Thanks for all your replies and sorry for the delay in getting back to you.
On Tue, Jun 19, 2007 at 01:40:21PM -0400, Jeff Squyres wrote:
> On Jun 19, 2007, at 9:18 AM, Chris Reeves wrote:
> > Also attached is a small patch that I wrote to work around some firewall
> > limitations on the nodes (I don't know if there's a better way to do this
> > - suggestions are welcome). The patch may or may not be relevant, but I'm
> > not ruling out network issues and a bit of peer review never goes amiss
> > in case I've done something very silly.
> From the looks of the patch, it looks like you just want Open MPI to
> restrict itself to a specific range of ports, right? If that's the
> case, we'd probably do this slightly differently (with MCA parameters
> -- we certainly wouldn't want to force everyone to use a hard-coded
> port range). Brian's also re-working some TCP and OOB issues on a /
> tmp branch right now; we'd want to wait until he's done before
> applying a similar patch.
I thought that would be the 'official', configurable way to do it. But I lack
a thorough enough understanding of how everything fits together to implement
it in that way.
> My first question is: why are you calling MPI_BARRIER? ;-)

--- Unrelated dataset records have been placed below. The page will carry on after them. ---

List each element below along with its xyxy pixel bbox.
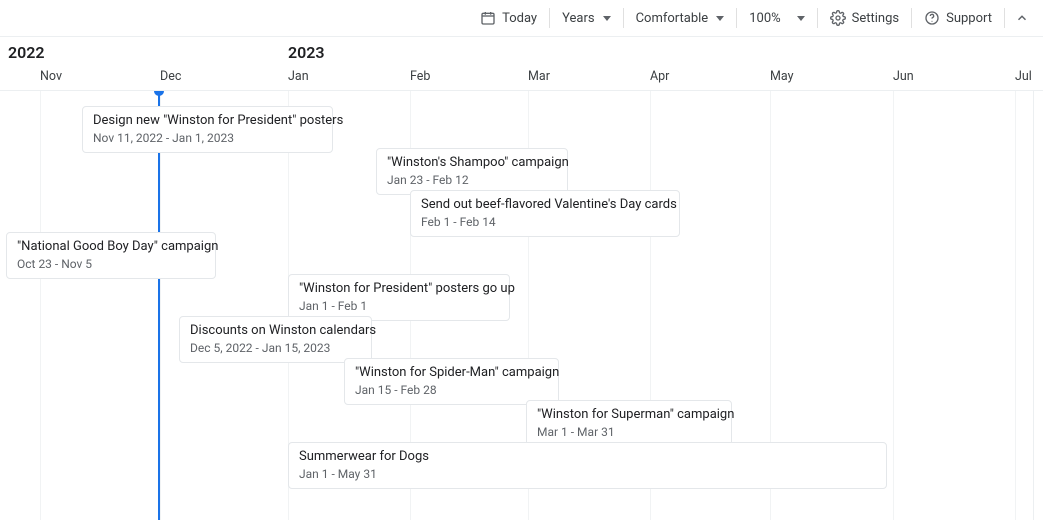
event-title: "Winston for President" posters go up [299,280,499,298]
month-label: Nov [40,69,62,84]
year-label: 2023 [288,43,325,62]
event-title: "Winston for Spider-Man" campaign [355,364,548,382]
event-title: "Winston's Shampoo" campaign [387,154,557,172]
event-dates: Mar 1 - Mar 31 [537,424,721,440]
separator [623,8,624,28]
event-title: Design new "Winston for President" poste… [93,112,322,130]
calendar-icon [480,10,496,26]
event-dates: Jan 23 - Feb 12 [387,172,557,188]
event-title: Send out beef-flavored Valentine's Day c… [421,196,669,214]
right-gutter [1033,91,1043,520]
year-label: 2022 [8,43,45,62]
timeline-header: 2022 2023 Nov Dec Jan Feb Mar Jun Apr May Jul [0,36,1043,91]
event-title: "Winston for Superman" campaign [537,406,721,424]
today-button[interactable]: Today [470,4,547,32]
chevron-down-icon [716,16,724,21]
toolbar: Today Years Comfortable 100% Settings [0,0,1043,36]
event-title: Discounts on Winston calendars [190,322,361,340]
scale-dropdown[interactable]: Years [552,4,620,32]
timeline-event-posters-go-up[interactable]: "Winston for President" posters go upJan… [288,274,510,321]
timeline-event-design-posters[interactable]: Design new "Winston for President" poste… [82,106,333,153]
month-label: Apr [650,69,669,84]
month-label: Jun [893,69,914,84]
timeline-event-spider-man[interactable]: "Winston for Spider-Man" campaignJan 15 … [344,358,559,405]
month-label: Dec [160,69,181,84]
separator [549,8,550,28]
density-dropdown[interactable]: Comfortable [626,4,735,32]
month-label: Feb [410,69,430,84]
event-dates: Nov 11, 2022 - Jan 1, 2023 [93,130,322,146]
timeline-chart[interactable]: Design new "Winston for President" poste… [0,91,1043,520]
event-dates: Jan 1 - May 31 [299,466,876,482]
chevron-down-icon [603,16,611,21]
event-dates: Feb 1 - Feb 14 [421,214,669,230]
timeline-event-shampoo[interactable]: "Winston's Shampoo" campaignJan 23 - Feb… [376,148,568,195]
event-title: Summerwear for Dogs [299,448,876,466]
today-label: Today [502,11,537,26]
support-button[interactable]: Support [914,4,1002,32]
chevron-down-icon [797,16,805,21]
zoom-dropdown[interactable]: 100% [739,4,814,32]
scale-label: Years [562,11,594,26]
settings-button[interactable]: Settings [820,4,909,32]
today-marker [154,91,164,96]
support-label: Support [946,11,992,26]
timeline-event-valentine[interactable]: Send out beef-flavored Valentine's Day c… [410,190,680,237]
separator [817,8,818,28]
zoom-label: 100% [749,11,780,26]
month-label: May [770,69,794,84]
timeline-event-good-boy[interactable]: "National Good Boy Day" campaignOct 23 -… [6,232,216,279]
separator [911,8,912,28]
gridline [893,91,894,520]
help-icon [924,10,940,26]
separator [1004,8,1005,28]
timeline-event-superman[interactable]: "Winston for Superman" campaignMar 1 - M… [526,400,732,447]
gear-icon [830,10,846,26]
separator [736,8,737,28]
event-dates: Oct 23 - Nov 5 [17,256,205,272]
month-label: Jan [288,69,309,84]
timeline-event-calendars[interactable]: Discounts on Winston calendarsDec 5, 202… [179,316,372,363]
collapse-button[interactable] [1007,4,1037,32]
month-label: Mar [528,69,550,84]
gridline [40,91,41,520]
event-title: "National Good Boy Day" campaign [17,238,205,256]
chevron-up-icon [1015,11,1029,25]
month-label: Jul [1015,69,1032,84]
density-label: Comfortable [636,11,709,26]
gridline [1015,91,1016,520]
event-dates: Jan 15 - Feb 28 [355,382,548,398]
settings-label: Settings [852,11,899,26]
event-dates: Jan 1 - Feb 1 [299,298,499,314]
gridline [160,91,161,520]
event-dates: Dec 5, 2022 - Jan 15, 2023 [190,340,361,356]
today-line [158,91,160,520]
timeline-event-summerwear[interactable]: Summerwear for DogsJan 1 - May 31 [288,442,887,489]
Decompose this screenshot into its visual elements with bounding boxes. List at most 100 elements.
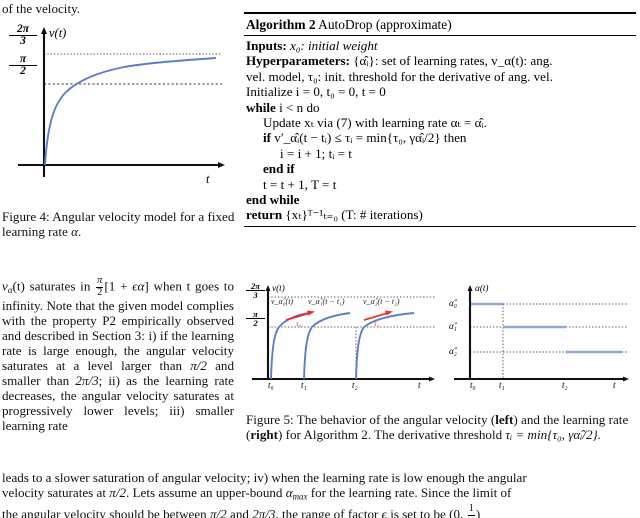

Good question. Thinking about it, not all occurences are probably necessary. I
didn't write this code, but I will discuss this with my colleague.
> Clearly, if we're getting stuck in there, it could be a bug. Have
> you run your code through a memory-checking debugger? It's hard to
> say exactly what the problem is without more information -- it could
> be your app, it could be OMPI, it could be the network, ...
> It's a good datapoint to run with other MPI implementations, but "it
> worked with MPI X" isn't always an iron-clad indication that the new
> MPI is at fault. I'm not saying we don't have bugs in Open MPI :-)
> -- I'm just saying that I agree with you: more data is necessary.
The code is compiled with debugging turned on (with gcc's -g flag). I believe
that this does a certain degree of memory checking, but I'd have to look it up
to make sure...
Indeed. I'm not necessarily blaming OpenMPI :-p The above was merely, as you
say, an additional datapoint.
> > (gdb) where
> > #0 0x9000121c in sigprocmask ()
> > #1 0x01c46f96 in opal_evsignal_recalc ()
> > #2 0x01c458c2 in opal_event_base_loop ()
> > #3 0x01c45d32 in opal_event_loop ()
> > #4 0x01c3e6f2 in opal_progress ()
> > #5 0x01b6083e in ompi_request_wait_all ()
> > #6 0x01ec68d8 in ompi_coll_tuned_sendrecv_actual ()
> > #7 0x01ecbf64 in ompi_coll_tuned_barrier_intra_bruck ()
> > #8 0x01b75590 in MPI_Barrier ()
> Just a quick sanity check: I assume the call stack is the same on all
> processes, right? I.e., ompi_coll_tuned_barrier_intra_bruck () is
> the call right after MPI_BARRIER?
It is similar. Obviously different processes are at different points in the
loop when I attach, but the traces are similar enough. All of them have
ompi_coll_tuned_barrier_intra_bruck in the stack after MPI_Barrier.
> > What if some packets went missing on the network? Surely TCP should take
> > care of this and resend?
> What is the topology of the network that you're running on?
9 machines are physically co-located and each have a single connection to one
of two linked switches. The 10th machine is in a different part of the
building, but on the same subnet (off a different switch). All machines can
talk to each other under normal conditions.
> > As implied by my line of questioning, my current thoughts are that some
> > messages between nodes have somehow gone missing. Could this happen? What
> > could cause this? All machines are on the same subnet.
> Hmm. On a single subnet, but you need the firewall capability -- are
> they physically remote from each other, or do you just have the local
> firewalling capabilities enabled on each node?
Each node has a local firewall set up by the systems administrator, who was
persuaded to poke a 'small' (1000-port) hole in said firewall for
communication between the nodes. There are no further firewalls between the
nodes. The firewalls are there to stay.